People may forget, but that rally from Nov 2008 into January 2009 that produced that big fat $NYMO read was an intermittent top before markets dropped 30% into 666 on $SPX by March. Except this time the $NYMO read has come much faster, but both $NYMO reads occurred in early January following a late year correction.

With a sample size of one it’s not a large enough statistical sample to give this correlation any solid predictive weight, but it is worth pointing out and something to be aware of. After all big corrections often see the initial strong counter rally fail and produce a retest with new lows:

There’s one other difference perhaps of note. In 2008 and 2009 Q1 served as the basis for the ultimate market low. Bailouts, QE, mark to market suspension, you name it, it was all part of the active measures.

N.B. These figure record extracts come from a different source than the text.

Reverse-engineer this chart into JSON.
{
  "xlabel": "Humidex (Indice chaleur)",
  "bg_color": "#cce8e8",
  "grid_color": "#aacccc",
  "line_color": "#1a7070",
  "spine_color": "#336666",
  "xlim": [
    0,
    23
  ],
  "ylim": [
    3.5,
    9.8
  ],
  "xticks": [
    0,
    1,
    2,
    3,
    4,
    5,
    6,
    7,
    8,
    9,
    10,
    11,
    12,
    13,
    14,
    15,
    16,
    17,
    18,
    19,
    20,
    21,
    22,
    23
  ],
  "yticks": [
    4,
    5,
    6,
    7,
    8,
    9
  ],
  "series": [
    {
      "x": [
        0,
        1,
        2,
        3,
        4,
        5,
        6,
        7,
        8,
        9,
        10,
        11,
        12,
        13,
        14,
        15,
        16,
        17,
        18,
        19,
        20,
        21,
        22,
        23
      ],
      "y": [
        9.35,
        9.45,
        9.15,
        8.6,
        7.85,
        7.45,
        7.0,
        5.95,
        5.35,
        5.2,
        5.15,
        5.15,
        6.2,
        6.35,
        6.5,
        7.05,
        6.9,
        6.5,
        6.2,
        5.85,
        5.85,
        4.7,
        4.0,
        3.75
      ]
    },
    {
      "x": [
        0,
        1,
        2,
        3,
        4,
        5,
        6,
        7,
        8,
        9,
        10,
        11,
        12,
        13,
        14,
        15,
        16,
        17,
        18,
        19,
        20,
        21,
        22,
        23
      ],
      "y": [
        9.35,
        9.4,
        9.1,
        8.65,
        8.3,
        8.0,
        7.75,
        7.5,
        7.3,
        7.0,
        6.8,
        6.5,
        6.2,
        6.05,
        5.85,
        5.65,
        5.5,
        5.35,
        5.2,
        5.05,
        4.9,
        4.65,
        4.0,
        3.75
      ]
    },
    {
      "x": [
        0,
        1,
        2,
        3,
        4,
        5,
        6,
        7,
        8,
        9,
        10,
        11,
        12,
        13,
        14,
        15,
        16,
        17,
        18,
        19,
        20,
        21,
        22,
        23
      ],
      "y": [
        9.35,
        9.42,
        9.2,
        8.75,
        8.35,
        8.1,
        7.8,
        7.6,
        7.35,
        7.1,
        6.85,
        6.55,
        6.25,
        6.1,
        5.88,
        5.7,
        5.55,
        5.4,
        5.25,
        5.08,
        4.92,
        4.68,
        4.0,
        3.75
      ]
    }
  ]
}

All we’ve had so far is talk. QT is still happening. So for all the dovish talk by the Fed there hasn’t been any dovish action that we know of anyways. And why should there be? We’re not in a recession yet.

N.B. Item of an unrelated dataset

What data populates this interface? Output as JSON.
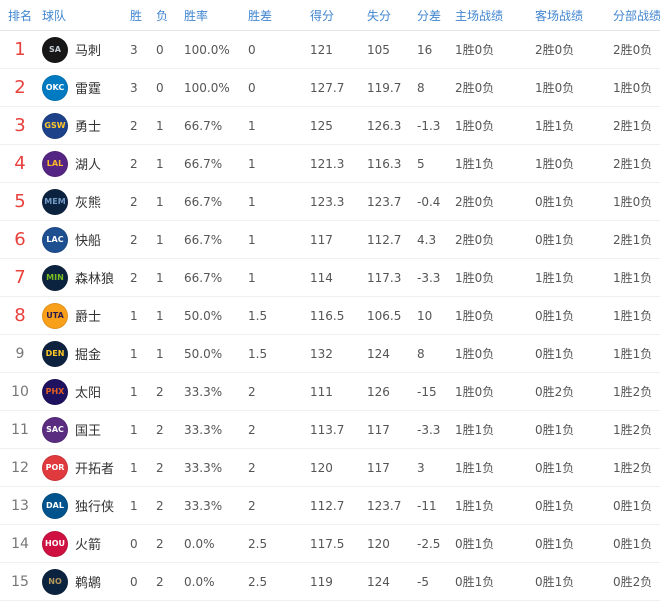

Which makes for an intriguing question: Where is the crisis? But if there is no crisis, why did Treasury Secretary Mnuchin hold emergency calls around Christmas? Why did Fed Chair Powell cave last week and kick this technical reconnect rally into vertical overdrive?

If there is no crisis why are they acting like there is one? One wonders. We have no overt crisis reminiscent of 2008/2009, but we have several technical signals that are acting like they did back then. And perhaps that is something worth paying attention to in the days and weeks ahead.